On Jul 22, 2010, at 4:38 PM, Olaf van der Spek wrote:

On Thu, Jul 22, 2010 at 10:32 PM, Ryan Pavlik <[email protected]> wrote:
Unfortunately there are as many ways to denote these differences as there are projects. However, unless you're setting the ARCHIVE_OUTPUT_DIRECTORY, LIBRARY_OUTPUT_DIRECTORY, or RUNTIME_OUTPUT_DIRECTORY (and if you are, I highly suggest not doing so and instead installing as-needed to a local prefix), the files should not collide in the build tree - in a multi-config generator like MSVC, each target gets a directory for each build type, and in a single-config generator you'll only have one build type per entire
build tree.

And then what?

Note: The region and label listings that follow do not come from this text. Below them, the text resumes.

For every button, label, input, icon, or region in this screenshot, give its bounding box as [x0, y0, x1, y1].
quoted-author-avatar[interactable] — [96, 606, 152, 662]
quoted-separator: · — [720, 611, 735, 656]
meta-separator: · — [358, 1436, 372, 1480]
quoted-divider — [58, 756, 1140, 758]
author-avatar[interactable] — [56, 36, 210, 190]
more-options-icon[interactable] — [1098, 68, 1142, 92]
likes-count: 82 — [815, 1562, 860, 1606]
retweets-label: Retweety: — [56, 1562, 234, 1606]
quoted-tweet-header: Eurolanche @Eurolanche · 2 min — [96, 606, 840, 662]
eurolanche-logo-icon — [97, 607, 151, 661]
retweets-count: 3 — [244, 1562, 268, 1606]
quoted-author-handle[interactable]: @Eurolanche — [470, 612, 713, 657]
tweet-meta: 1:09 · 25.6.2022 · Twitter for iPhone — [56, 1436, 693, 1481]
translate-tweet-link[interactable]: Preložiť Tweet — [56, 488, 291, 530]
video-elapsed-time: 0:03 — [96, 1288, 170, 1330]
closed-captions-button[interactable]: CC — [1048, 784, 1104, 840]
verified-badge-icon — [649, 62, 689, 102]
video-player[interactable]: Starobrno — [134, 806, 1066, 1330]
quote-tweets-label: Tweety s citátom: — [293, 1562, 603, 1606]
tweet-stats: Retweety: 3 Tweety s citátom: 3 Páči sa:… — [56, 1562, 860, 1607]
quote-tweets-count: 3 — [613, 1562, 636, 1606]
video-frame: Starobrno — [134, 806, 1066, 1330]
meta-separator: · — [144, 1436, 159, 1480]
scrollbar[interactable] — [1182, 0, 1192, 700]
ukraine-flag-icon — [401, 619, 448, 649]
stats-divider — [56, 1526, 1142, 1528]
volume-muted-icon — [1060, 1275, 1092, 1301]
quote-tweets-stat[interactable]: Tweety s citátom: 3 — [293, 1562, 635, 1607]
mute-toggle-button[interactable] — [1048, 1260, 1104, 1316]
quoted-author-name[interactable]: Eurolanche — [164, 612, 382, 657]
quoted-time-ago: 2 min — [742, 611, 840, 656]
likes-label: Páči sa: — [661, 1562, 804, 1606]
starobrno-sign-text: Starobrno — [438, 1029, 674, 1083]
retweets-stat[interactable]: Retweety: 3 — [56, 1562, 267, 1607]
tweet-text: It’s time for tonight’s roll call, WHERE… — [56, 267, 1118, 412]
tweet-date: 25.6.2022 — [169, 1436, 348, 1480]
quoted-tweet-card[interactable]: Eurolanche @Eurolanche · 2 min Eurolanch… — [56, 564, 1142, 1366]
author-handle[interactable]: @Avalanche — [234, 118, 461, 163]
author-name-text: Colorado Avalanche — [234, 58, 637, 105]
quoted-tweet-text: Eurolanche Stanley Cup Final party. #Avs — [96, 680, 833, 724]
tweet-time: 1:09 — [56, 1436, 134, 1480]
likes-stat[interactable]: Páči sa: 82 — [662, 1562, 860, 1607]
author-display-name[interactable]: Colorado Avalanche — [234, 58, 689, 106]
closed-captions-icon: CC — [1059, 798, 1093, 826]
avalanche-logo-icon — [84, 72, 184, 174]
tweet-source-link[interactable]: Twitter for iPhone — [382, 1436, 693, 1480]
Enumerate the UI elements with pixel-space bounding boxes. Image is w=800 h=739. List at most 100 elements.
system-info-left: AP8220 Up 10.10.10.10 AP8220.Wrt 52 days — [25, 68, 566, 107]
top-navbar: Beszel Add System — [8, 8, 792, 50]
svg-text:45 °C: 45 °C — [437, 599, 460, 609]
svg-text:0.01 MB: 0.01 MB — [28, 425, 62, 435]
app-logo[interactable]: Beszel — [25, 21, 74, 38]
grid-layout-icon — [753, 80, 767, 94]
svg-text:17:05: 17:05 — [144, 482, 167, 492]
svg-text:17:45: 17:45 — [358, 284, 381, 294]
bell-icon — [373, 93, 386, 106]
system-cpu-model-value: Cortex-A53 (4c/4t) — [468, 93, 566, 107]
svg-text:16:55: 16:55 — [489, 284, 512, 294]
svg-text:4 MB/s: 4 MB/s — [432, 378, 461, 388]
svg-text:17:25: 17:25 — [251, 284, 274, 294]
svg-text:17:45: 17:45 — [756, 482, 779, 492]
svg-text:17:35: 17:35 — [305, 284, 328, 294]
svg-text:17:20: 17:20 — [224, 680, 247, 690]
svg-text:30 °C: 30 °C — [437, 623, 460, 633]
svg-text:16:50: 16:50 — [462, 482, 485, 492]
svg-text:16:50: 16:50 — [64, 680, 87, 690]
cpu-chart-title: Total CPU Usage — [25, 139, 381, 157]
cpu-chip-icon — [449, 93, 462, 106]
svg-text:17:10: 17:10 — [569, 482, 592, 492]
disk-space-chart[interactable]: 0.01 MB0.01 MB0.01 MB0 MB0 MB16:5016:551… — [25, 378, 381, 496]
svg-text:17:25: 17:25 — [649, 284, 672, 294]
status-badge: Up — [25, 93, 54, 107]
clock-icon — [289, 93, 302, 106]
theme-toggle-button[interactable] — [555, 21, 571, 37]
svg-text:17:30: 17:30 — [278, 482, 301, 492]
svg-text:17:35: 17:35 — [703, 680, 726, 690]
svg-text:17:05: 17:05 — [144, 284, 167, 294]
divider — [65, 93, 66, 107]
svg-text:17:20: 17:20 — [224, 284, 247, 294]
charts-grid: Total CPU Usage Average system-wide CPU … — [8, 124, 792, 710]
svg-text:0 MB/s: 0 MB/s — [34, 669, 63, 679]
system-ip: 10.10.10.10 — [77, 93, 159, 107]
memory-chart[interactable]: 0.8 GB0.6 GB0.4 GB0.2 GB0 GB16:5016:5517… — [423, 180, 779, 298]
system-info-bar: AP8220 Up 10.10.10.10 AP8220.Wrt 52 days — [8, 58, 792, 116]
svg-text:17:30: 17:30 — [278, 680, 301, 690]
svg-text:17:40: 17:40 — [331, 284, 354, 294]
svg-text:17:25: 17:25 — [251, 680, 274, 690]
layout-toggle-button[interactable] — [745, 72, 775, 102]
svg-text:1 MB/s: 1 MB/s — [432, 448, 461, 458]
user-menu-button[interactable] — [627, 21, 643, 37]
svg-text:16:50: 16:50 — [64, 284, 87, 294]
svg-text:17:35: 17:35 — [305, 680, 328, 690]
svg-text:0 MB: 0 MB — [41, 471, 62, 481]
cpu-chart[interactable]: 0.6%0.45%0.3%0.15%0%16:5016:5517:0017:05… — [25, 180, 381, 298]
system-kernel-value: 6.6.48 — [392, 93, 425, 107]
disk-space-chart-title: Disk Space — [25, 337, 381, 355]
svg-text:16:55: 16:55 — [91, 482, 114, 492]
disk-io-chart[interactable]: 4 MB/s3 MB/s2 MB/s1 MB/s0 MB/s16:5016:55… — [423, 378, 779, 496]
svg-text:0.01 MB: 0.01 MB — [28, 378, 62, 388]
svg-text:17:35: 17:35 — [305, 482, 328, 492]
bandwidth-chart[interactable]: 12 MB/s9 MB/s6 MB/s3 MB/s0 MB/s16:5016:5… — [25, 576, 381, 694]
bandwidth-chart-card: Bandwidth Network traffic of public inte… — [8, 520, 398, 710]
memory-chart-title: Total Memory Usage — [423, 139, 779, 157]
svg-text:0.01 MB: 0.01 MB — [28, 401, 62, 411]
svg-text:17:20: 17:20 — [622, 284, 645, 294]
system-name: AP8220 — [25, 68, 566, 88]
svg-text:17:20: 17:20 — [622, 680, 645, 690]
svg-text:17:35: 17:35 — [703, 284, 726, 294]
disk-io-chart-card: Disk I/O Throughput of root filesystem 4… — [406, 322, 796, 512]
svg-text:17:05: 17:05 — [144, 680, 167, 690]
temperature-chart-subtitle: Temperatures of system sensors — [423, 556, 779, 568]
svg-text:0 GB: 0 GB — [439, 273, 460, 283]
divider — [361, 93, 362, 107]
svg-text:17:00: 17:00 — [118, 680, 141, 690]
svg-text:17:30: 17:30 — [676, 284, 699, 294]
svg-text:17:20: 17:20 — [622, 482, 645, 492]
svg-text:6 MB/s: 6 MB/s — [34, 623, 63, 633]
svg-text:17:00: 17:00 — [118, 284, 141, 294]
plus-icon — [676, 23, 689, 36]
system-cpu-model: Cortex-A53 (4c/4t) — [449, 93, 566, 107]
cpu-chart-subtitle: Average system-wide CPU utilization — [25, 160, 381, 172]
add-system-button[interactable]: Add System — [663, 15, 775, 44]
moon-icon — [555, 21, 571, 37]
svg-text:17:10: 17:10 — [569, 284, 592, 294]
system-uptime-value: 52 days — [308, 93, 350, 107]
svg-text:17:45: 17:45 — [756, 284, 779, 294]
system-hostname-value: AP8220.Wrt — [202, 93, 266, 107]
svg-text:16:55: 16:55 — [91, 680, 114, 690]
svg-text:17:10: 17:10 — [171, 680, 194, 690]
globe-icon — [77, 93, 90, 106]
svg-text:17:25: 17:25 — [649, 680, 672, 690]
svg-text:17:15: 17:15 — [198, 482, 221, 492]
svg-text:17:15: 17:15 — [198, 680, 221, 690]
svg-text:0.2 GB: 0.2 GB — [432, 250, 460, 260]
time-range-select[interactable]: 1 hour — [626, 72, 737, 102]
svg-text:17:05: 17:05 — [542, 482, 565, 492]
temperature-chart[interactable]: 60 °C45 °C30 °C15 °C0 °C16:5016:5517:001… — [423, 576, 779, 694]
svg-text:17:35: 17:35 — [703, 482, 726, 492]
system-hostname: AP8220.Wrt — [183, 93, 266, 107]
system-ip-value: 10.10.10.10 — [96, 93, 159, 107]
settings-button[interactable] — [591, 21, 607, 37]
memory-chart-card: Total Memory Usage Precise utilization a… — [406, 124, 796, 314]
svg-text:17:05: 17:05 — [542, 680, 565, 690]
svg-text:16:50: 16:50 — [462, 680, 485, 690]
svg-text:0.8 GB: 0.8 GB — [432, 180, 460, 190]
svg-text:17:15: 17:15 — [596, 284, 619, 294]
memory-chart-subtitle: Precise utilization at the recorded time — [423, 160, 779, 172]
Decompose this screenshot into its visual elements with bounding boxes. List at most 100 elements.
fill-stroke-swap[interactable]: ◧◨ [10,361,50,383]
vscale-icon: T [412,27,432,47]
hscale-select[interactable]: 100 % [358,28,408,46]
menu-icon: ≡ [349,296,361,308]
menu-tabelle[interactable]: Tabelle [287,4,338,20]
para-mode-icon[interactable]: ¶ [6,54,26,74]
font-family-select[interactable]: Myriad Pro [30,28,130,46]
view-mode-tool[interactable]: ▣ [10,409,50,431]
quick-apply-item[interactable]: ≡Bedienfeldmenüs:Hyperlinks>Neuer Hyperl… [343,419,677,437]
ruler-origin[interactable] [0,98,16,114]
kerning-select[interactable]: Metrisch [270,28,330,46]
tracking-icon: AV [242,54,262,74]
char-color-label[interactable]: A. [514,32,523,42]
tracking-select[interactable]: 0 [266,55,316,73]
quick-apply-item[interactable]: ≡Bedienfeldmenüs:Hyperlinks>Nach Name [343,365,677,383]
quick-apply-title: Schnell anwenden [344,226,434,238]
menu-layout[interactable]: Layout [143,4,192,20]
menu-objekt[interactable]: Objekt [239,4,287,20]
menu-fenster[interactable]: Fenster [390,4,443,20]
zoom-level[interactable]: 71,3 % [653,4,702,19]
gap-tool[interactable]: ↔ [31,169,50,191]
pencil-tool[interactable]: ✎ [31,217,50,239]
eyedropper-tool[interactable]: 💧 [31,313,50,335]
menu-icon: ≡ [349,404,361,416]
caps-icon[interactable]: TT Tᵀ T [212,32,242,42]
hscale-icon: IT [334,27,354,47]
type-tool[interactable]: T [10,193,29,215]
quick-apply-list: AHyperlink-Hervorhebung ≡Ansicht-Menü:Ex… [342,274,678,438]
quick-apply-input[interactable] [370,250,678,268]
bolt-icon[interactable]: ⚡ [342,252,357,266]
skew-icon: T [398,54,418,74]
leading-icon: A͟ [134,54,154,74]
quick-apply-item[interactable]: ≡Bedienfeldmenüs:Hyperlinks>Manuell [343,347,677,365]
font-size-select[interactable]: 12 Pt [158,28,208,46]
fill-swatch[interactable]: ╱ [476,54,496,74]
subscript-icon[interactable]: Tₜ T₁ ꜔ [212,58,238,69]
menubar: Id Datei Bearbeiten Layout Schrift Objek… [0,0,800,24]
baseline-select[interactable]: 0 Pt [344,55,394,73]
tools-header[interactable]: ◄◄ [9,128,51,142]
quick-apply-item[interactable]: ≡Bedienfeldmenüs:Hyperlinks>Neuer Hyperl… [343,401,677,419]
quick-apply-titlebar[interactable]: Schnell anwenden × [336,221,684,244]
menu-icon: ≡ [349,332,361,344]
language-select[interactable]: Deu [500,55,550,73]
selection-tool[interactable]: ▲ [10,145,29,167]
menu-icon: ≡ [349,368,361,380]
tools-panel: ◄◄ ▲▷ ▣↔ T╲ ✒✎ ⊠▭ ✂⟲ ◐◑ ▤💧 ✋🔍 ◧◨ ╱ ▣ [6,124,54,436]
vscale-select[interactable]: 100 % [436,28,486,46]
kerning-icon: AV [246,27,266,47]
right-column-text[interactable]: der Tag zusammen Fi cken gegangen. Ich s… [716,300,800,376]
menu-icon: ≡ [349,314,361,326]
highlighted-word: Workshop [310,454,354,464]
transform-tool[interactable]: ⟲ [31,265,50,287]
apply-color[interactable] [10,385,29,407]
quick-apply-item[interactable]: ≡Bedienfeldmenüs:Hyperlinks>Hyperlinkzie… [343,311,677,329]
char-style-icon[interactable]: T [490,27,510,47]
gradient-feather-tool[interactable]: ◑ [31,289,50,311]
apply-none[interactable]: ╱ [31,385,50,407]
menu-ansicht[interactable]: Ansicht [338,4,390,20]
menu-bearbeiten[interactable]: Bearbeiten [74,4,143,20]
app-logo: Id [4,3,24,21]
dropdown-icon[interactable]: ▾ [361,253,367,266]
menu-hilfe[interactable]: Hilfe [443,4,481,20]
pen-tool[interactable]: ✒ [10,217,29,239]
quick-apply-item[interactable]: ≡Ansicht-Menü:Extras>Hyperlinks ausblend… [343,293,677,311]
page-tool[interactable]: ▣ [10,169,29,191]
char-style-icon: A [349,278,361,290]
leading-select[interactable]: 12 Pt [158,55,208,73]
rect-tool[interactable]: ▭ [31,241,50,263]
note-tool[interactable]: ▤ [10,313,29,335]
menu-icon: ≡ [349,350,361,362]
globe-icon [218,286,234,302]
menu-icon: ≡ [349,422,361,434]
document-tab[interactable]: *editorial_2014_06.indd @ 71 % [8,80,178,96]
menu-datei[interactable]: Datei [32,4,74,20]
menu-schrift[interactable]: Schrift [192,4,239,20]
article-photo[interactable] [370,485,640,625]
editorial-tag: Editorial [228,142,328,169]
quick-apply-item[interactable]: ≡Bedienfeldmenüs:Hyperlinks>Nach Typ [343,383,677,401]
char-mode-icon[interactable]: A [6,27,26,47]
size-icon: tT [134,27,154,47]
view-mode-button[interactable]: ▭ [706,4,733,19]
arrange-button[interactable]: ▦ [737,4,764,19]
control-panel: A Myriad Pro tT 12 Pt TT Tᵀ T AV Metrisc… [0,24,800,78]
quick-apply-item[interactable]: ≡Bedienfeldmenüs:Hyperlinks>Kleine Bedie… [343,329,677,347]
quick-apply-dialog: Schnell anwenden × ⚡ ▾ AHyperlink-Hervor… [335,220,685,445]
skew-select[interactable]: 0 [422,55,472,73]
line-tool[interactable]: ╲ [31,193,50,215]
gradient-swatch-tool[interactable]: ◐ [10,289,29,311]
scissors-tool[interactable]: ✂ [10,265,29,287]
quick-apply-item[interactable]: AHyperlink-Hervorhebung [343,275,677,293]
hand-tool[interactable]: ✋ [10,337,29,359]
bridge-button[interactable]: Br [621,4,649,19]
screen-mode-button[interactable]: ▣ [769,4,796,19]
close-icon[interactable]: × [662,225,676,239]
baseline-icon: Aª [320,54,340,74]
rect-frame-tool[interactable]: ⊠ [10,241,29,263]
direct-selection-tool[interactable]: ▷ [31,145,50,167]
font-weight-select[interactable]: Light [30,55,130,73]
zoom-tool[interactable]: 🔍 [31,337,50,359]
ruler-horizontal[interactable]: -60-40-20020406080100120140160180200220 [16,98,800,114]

Having two DLLs with the same name is not going to
work. Same for import or static libs.

What about libs that don't have a naming scheme yet? Is there any
recommended way to do this stuff?

Olaf

Ya know , I go back and forth on this. In my own projects I will give my libs a _debug suffix because I end up installing both debug and release into a local directory and my FindXXX.cmake scripts know to look for both a debug and release version of the library, ala, FindQt4.cmake. I like the way Qt does this and so went with TrollTech's "standard". If you don't have all the infrastructure to do that then NOT having any default naming is the best way. Also CMake's FindXXX.cmake scripts are tuned to find libraries in their default naming scheme from the "manufacturer", even Boost's crazy naming schemes can be found _most_ of the time.